Building main structure-DSPTMD system displacement dynamic magnification factor as shown in the formula:

$\begin{array}{c}{\mathrm{DMF}}_{H_S}=\left|{\mathrm{TRF}}_{H_S}(-iw)\right|=\left|\frac{w_S^2{H}_S(-i\mathrm{\λ})}{{\stackrel{\·\·}{X}}_g(-i\mathrm{\λ})}\right|\\ =\left|\frac{\stackrel{\‾}{\mathrm{Re}}\left(\mathrm{\λ}\right)+i\stackrel{\‾}{\mathrm{Im}}\left(\mathrm{\λ}\right)}{\mathrm{Re}\left(\mathrm{\λ}\right)+i\mathrm{Im}\left(\mathrm{\λ}\right)}\right|=\frac{\sqrt{{\[\stackrel{\‾}{\mathrm{Re}}\left(\mathrm{\λ}\right)\]}^2+{\[\stackrel{\‾}{\mathrm{Im}}\left(\mathrm{\λ}\right)\]}^2}}{\sqrt{{\[\mathrm{Re}\left(\mathrm{\λ}\right)\]}^2+{\[\mathrm{Im}\left(\mathrm{\λ}\right)\]}^2}}\end{array}$

The dynamic magnification factor of TMD1 stroke be as shown in the formula:

$\begin{array}{c}{\mathrm{DMF}}_{H_1}=\left|{\mathrm{TRF}}_{H_1}(-iw)\right|=\left|\frac{w_S^2{H}_1(-i\mathrm{\λ})}{{\stackrel{\·\·}{X}}_g(-i\mathrm{\λ})}\right|\\ =\left|\frac{{\stackrel{\‾}{\mathrm{Re}}}_1\left(\mathrm{\λ}\right)+i{\stackrel{\‾}{\mathrm{Im}}}_1\left(\mathrm{\λ}\right)}{{\mathrm{Re}}_1\left(\mathrm{\λ}\right)+{\mathrm{iIm}}_1\left(\mathrm{\λ}\right)}\right|=\frac{\sqrt{{\[{\stackrel{\‾}{\mathrm{Re}}}_1\left(\mathrm{\λ}\right)\]}^2+{\[{\stackrel{\‾}{\mathrm{Im}}}_1\left(\mathrm{\λ}\right)\]}^2}}{\sqrt{{\[{\mathrm{Re}}_1\left(\mathrm{\λ}\right)\]}^2+{\[{\mathrm{Im}}_1\left(\mathrm{\λ}\right)\]}^2}}\end{array}$

The dynamic magnification factor of TMD2 stroke be as shown in the formula:

$\begin{array}{c}{\mathrm{DMF}}_{H_2}=\left|{\mathrm{TRF}}_{H_2}(-iw)\right|=\left|\frac{w_S^2{H}_2(-i\mathrm{\λ})}{{\stackrel{\·\·}{X}}_g(-i\mathrm{\λ})}\right|\\ =\left|\frac{{\stackrel{\‾}{\mathrm{Re}}}_2\left(\mathrm{\λ}\right)+i{\stackrel{\‾}{\mathrm{Im}}}_2\left(\mathrm{\λ}\right)}{{\mathrm{Re}}_2\left(\mathrm{\λ}\right)+{\mathrm{iIm}}_2\left(\mathrm{\λ}\right)}\right|=\frac{\sqrt{{\[{\stackrel{\‾}{\mathrm{Re}}}_2\left(\mathrm{\λ}\right)\]}^2+{\[{\stackrel{\‾}{\mathrm{Im}}}_2\left(\mathrm{\λ}\right)\]}^2}}{\sqrt{{\[{\mathrm{Re}}_2\left(\mathrm{\λ}\right)\]}^2+{\[{\mathrm{Im}}_2\left(\mathrm{\λ}\right)\]}^2}}\end{array}$

In formula: λ is the frequency ratio of building main structure; External excitation load table, by supposing that building main structure suffers to try to achieve during simple harmonic quantity external excitation, is by dynamic magnification factor y _s=[H _s(-iw)] e ^-iwt, y ₁=[H ₁(-iw)] e ^-iwt, y ₂=[H ₂(-iw)] e ^-iwt.

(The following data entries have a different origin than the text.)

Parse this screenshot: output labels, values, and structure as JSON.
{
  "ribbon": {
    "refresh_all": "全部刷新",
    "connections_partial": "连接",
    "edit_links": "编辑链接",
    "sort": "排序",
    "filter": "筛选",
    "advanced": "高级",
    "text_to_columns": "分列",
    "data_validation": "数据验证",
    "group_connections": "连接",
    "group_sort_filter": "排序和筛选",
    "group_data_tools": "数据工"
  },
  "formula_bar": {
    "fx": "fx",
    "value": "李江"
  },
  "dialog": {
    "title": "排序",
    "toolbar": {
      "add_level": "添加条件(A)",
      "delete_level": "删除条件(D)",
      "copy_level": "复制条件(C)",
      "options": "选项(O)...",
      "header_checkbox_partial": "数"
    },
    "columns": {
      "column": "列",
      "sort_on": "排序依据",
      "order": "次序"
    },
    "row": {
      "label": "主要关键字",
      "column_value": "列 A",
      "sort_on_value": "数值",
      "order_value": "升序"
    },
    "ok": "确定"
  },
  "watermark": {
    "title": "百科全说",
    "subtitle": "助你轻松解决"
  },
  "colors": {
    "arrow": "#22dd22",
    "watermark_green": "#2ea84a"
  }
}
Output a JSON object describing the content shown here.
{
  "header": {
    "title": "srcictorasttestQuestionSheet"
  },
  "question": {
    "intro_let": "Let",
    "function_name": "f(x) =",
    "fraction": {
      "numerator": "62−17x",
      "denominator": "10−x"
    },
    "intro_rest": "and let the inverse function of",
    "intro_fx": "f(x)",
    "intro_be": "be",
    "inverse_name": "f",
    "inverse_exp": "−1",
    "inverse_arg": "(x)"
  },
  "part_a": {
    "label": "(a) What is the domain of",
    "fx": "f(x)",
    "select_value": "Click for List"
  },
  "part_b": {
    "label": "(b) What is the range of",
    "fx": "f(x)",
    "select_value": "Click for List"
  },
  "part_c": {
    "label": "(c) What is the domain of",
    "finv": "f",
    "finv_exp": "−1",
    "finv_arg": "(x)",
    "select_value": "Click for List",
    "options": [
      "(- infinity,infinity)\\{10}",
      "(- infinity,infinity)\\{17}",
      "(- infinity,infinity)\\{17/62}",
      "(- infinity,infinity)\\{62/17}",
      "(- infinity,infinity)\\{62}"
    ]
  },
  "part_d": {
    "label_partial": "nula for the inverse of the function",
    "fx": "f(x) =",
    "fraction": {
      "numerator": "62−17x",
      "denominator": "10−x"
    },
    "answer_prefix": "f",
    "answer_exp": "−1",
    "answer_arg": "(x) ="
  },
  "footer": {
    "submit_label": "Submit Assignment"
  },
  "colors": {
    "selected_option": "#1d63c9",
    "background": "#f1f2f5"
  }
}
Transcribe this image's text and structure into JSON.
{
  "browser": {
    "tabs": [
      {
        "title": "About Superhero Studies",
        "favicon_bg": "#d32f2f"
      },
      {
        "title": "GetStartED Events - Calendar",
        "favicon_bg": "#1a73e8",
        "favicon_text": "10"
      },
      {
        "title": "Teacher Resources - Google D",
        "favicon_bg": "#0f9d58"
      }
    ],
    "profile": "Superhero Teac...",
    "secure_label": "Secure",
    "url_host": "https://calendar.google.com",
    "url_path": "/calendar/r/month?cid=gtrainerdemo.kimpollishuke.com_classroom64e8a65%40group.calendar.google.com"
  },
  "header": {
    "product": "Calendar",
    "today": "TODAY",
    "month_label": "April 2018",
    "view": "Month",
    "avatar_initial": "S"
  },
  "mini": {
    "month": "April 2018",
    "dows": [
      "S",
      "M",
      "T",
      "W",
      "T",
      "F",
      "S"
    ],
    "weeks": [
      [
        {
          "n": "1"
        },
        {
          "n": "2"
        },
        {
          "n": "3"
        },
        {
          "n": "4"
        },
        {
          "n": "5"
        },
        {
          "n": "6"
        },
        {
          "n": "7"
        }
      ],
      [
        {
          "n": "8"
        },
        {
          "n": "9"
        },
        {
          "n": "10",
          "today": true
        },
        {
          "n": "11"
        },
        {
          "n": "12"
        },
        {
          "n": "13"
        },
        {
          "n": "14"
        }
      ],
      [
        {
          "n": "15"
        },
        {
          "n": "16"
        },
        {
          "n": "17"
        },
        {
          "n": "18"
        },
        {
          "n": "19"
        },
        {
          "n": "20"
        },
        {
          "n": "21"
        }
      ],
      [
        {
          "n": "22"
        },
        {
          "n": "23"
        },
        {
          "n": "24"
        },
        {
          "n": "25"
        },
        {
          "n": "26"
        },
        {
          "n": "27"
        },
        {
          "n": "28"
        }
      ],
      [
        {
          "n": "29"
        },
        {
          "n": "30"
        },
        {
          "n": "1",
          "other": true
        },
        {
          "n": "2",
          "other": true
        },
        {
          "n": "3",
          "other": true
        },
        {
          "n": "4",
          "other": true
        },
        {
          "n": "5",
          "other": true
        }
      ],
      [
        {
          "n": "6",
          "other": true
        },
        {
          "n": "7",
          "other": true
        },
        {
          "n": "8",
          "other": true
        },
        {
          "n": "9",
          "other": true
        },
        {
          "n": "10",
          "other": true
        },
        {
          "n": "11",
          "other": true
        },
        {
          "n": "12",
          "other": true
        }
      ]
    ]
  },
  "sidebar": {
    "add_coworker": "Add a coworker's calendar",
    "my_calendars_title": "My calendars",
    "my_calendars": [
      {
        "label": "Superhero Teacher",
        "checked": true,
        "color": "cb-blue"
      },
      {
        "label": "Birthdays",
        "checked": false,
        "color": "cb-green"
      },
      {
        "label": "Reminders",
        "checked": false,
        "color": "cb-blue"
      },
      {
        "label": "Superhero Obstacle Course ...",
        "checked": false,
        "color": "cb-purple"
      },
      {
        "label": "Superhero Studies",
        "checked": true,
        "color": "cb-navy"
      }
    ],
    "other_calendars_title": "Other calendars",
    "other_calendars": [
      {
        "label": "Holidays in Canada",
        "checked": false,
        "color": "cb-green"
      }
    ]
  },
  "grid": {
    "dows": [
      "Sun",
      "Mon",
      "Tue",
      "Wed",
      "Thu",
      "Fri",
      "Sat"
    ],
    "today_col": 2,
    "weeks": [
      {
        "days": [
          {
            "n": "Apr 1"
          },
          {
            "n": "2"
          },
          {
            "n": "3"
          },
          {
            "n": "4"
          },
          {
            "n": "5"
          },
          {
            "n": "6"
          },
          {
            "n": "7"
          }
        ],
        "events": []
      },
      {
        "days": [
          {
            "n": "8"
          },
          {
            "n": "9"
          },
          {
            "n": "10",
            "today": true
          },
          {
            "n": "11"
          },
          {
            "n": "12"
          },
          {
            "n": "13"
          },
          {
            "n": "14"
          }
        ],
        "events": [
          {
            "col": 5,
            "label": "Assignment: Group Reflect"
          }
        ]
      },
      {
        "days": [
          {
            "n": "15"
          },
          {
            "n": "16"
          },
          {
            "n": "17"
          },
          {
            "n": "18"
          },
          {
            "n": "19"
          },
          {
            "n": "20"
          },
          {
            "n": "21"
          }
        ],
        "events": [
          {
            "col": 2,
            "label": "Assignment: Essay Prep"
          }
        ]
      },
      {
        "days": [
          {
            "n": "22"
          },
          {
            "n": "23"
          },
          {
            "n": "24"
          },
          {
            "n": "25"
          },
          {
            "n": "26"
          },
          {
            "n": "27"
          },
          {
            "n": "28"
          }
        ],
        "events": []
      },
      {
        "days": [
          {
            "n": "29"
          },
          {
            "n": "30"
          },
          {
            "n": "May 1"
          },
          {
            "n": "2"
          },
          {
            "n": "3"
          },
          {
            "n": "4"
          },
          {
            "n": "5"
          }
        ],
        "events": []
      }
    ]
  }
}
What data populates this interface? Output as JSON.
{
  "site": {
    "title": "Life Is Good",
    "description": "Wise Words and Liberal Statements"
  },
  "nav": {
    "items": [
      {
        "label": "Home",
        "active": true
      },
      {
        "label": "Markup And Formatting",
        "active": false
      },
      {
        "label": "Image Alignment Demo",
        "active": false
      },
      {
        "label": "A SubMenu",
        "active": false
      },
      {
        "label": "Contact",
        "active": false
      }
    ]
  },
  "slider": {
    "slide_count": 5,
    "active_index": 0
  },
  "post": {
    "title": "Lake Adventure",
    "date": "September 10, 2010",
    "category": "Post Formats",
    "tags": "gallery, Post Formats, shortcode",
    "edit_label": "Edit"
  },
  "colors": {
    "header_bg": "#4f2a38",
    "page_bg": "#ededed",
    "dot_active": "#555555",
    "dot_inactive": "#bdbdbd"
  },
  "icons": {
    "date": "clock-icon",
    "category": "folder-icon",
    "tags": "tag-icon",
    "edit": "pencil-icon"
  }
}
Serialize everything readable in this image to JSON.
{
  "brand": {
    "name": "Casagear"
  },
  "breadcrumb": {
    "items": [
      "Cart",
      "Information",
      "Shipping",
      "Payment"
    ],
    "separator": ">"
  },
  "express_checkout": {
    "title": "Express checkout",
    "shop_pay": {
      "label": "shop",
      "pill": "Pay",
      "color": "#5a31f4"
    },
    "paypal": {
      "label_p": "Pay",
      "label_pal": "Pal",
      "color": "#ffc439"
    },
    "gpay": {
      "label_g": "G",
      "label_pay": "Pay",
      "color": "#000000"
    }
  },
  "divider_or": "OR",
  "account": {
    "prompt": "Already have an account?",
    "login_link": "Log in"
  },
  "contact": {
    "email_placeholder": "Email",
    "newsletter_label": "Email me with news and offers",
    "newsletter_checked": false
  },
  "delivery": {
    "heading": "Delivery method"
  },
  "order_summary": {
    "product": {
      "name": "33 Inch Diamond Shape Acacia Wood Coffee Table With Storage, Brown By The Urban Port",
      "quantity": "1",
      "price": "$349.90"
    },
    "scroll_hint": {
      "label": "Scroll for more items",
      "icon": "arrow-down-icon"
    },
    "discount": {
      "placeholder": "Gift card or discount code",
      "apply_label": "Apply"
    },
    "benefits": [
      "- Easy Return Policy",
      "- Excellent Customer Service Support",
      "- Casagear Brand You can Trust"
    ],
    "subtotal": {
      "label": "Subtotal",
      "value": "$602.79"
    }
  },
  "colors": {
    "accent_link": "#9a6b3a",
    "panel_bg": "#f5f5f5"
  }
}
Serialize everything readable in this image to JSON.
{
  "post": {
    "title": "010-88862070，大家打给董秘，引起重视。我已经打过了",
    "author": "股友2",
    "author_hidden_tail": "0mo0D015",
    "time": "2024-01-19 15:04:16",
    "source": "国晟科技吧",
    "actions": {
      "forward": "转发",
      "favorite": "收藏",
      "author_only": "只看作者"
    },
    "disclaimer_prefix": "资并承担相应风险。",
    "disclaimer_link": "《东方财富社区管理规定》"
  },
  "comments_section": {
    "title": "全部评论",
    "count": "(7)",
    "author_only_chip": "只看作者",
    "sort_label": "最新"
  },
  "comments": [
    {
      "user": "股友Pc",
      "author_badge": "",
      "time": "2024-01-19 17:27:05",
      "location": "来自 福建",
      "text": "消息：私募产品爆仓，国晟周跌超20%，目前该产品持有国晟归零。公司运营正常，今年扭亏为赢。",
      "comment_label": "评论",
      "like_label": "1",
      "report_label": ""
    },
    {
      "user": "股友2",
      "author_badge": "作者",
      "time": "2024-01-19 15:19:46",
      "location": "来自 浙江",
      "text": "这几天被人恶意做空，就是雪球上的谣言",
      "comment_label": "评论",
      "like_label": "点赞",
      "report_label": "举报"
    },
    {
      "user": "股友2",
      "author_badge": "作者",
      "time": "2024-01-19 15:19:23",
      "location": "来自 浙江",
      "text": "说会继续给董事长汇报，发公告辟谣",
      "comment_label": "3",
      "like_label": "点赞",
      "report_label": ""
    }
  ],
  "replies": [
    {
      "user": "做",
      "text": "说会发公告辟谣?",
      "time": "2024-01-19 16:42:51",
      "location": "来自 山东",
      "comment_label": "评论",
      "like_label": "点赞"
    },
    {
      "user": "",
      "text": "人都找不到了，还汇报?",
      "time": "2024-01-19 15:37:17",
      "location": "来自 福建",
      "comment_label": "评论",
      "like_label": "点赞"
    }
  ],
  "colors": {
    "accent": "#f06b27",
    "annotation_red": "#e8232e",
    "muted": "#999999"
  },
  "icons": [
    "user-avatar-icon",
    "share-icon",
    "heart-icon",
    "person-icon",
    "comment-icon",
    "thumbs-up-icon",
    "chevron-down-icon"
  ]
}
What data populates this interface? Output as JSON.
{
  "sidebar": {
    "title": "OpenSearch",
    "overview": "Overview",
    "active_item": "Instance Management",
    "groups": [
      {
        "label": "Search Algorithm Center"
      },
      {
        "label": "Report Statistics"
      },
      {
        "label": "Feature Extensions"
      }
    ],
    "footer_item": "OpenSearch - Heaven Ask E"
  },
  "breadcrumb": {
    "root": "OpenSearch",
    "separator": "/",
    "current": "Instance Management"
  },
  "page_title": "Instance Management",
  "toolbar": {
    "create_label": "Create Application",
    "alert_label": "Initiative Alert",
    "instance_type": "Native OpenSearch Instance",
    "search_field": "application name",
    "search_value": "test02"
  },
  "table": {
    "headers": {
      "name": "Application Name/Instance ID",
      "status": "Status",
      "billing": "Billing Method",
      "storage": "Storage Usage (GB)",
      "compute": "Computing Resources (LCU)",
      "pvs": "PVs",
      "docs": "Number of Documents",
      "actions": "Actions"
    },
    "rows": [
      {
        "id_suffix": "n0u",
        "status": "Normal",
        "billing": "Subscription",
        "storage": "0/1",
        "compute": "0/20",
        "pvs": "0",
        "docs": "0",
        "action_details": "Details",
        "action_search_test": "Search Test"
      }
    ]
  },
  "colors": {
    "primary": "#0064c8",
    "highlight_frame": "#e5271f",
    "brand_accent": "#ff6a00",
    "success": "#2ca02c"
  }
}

5. connection in series-parallel tuned mass damper Optimization Design according to claim 1, it is characterized in that, in described step 4, define optimized parameter interpretational criteria: minimizing of the minimum value of the building main structure maximum power amplification coefficient of connection in series-parallel tuned mass damper is set; Utilize genetic algorithm to carry out parameter optimization, and compare with TMD, DPTMD.